Aging and relaxation near Random Pinning Glass Transitions

TL;DR

This paper develops a mean-field theory for glass transitions in supercooled liquids with randomly pinned particles, revealing critical lines and aging phenomena, and extends these predictions to finite-dimensional systems.

Contribution

It introduces a novel mean-field framework for understanding aging and relaxation near random pinning glass transitions, including the identification of critical lines and dynamic behaviors.

Findings

Existence of two dynamic critical lines: Mode Coupling and spinodal transitions.

Aging occurs when quenched between these two lines.

Different relaxation behaviors are predicted below and above the ideal glass transition line.

Abstract

Pinning particles at random in supercooled liquids is a promising route to make substantial progress on the glass transition problem.

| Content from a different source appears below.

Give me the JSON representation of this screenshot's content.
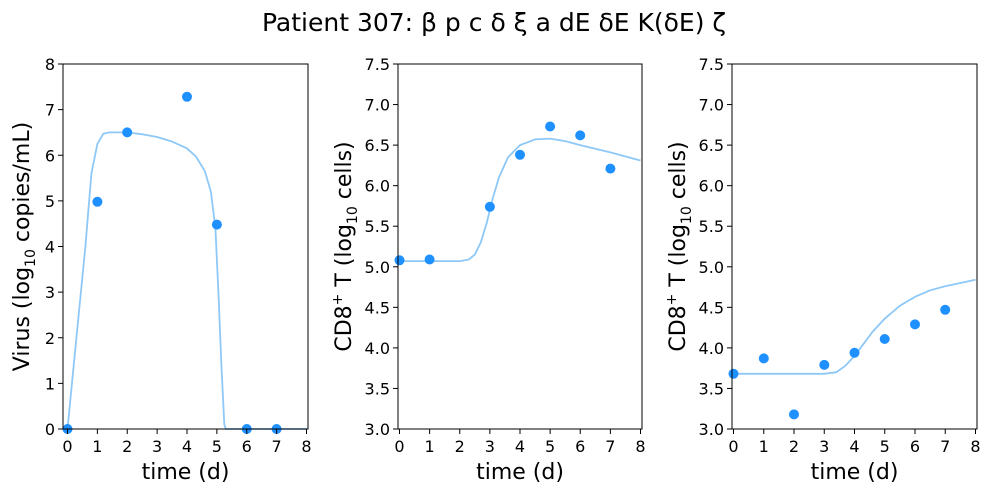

Here we develop a mean-field theory by studying the equilibrium and non-equilibrium dynamics of the spherical p-spin model in presence of a fraction c of pinned spins. Our study shows the existence of two dynamic critical lines: one corresponding to usual Mode Coupling transitions and the other one to dynamic spinodal transitions. Quenches in the portion of the c - T phase diagram delimited by those two lines leads to aging. By extending our results to finite dimensional systems we predict non-interrupted aging only for quenches on the ideal glass transition line and two very different types of equilibrium relaxations for quenches below and above it.